Archival serum samples from elderly individuals with underlying chronic obstructive pulmonary disease (COPD) who were enrolled in a double-blind case-control study of seasonal influenza vaccine efficacy were assayed for cross-neutralizing antibody formation to avian influenza A (H5N1) virus. Of 118 serum samples, 58 were collected from influenza vaccinees (mean age 68.5 y), and 60 from placebo controls (mean age 68.4 y) who received vitamin B injections. Blood samples were collected before and at 1 mo after seasonal influenza vaccination from all subjects; in addition, for a longitudinal follow-up period of 1 y paired-blood samples were collected again from subjects who developed acute respiratory illness. Hemagglutination inhibition assay for antibodies to influenza A (H1N1), influenza A (H3N2), and influenza B viruses was carried out to determine the serological response to vaccination, and to diagnose influenza viral infection, while microneutralization assays were performed to detect cross-reactive antibody to H5N1 virus. Pre-existing cross-reactive H5N1 antibody at reciprocal titer 10 was found in 6 (10.3%) vaccinees and 4 (6.7%) placebo controls. There was no change in H5N1 antibody titer in these subjects after vaccination. On the other hand, 3 (5.2%) vaccinees developed seroconversion to H5N1 virus at 1 mo after vaccination, even though they had no pre-existing H5N1 antibody in their first blood samples. No cross-neutralizing antibody to H5N1 virus was detected in the placebo controls or in the 22 influenza patients, suggesting that influenza vaccination, but not influenza virus infection, induces cross-neutralizing antibody against avian influenza H5N1 virus.
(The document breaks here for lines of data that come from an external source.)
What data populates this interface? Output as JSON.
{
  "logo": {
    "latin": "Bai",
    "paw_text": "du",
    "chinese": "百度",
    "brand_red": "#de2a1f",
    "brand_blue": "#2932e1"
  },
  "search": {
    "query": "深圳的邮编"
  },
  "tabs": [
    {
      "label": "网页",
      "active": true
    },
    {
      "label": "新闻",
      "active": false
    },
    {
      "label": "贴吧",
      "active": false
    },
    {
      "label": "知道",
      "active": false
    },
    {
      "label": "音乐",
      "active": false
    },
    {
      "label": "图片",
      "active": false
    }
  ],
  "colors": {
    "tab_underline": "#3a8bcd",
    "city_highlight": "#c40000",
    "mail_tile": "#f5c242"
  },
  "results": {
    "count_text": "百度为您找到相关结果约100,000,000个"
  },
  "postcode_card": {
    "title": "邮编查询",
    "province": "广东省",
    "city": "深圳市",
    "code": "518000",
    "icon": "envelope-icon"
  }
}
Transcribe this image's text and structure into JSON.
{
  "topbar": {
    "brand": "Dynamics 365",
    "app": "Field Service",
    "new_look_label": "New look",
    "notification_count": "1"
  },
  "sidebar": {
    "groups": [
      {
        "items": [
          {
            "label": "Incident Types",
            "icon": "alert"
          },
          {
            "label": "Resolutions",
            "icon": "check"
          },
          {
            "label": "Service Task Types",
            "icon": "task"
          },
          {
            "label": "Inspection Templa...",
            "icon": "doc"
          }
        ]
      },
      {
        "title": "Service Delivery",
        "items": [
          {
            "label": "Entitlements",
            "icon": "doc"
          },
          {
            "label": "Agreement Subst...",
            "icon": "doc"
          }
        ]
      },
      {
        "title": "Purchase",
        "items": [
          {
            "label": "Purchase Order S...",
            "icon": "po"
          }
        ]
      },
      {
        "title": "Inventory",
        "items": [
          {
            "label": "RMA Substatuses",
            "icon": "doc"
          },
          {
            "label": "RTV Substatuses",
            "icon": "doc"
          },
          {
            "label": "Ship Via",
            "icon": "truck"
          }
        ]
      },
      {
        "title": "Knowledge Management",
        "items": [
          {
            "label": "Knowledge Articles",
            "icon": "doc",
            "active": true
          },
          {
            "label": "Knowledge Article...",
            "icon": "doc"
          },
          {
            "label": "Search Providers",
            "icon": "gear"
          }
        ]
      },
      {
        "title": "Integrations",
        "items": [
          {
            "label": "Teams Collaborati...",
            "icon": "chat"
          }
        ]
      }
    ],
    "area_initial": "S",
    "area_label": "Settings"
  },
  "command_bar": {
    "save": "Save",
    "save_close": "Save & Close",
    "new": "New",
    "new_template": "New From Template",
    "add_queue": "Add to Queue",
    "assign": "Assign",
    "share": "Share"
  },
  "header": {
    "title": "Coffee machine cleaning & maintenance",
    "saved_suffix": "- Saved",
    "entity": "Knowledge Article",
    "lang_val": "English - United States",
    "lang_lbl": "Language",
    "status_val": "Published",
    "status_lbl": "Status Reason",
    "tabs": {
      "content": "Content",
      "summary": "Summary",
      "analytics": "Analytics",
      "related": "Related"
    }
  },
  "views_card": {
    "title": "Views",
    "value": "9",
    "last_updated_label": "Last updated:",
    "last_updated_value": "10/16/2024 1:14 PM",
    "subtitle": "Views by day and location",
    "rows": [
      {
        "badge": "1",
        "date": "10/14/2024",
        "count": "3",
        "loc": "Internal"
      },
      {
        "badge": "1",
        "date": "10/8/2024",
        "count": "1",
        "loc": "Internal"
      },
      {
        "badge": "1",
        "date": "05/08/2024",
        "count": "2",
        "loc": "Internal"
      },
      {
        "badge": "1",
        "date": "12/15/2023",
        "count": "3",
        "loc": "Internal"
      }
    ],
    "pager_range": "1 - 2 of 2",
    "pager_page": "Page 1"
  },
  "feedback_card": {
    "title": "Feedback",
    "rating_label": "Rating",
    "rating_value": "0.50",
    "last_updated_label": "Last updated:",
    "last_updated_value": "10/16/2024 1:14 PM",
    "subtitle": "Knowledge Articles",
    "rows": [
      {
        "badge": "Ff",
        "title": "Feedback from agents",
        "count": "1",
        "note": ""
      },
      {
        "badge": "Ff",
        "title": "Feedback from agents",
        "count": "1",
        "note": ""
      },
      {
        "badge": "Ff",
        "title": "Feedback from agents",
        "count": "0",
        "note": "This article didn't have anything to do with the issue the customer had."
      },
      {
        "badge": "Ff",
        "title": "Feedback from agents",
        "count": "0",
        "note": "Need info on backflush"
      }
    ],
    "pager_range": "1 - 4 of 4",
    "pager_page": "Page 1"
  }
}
从患有潜在慢性阻塞性肺疾病(COPD)的老年个体中采集存档的血清样本,这些个体参加了季节性流感疫苗功效的双盲病例对照研究,用于检测针对甲型流感(H5N1)病毒的交叉中和抗体形成。在 118 份血清样本中,有 58 份来自流感疫苗接种者(平均年龄 68.5 岁),60 份来自接受维生素 B 注射的安慰剂对照者(平均年龄 68.4 岁)。所有受试者在接种季节性流感疫苗前和接种后 1 个月采集血液样本;此外,对于 1 年的纵向随访期,从发生急性呼吸道疾病的受试者中再次采集配对的血液样本。进行血凝抑制试验以检测针对甲型流感(H1N1)、甲型流感(H3N2)和乙型流感病毒的抗体,以确定疫苗接种的血清学反应,并诊断流感病毒感染,同时进行微量中和试验以检测对 H5N1 病毒的交叉反应性抗体。在 6 名(10.3%)疫苗接种者和 4 名(6.7%)安慰剂对照者中发现了 H5N1 抗体的交叉反应性抗体,其滴度为 10。这些受试者在接种疫苗后 H5N1 抗体滴度没有变化。另一方面,3 名(5.2%)疫苗接种者在接种疫苗后 1 个月发生了 H5N1 病毒血清转化,尽管他们在第一次血液样本中没有预先存在的 H5N1 抗体。在安慰剂对照者或 22 名流感患者中均未检测到针对 H5N1 病毒的交叉中和抗体,这表明流感疫苗接种而不是流感病毒感染可诱导针对甲型流感 H5N1 病毒的交叉中和抗体。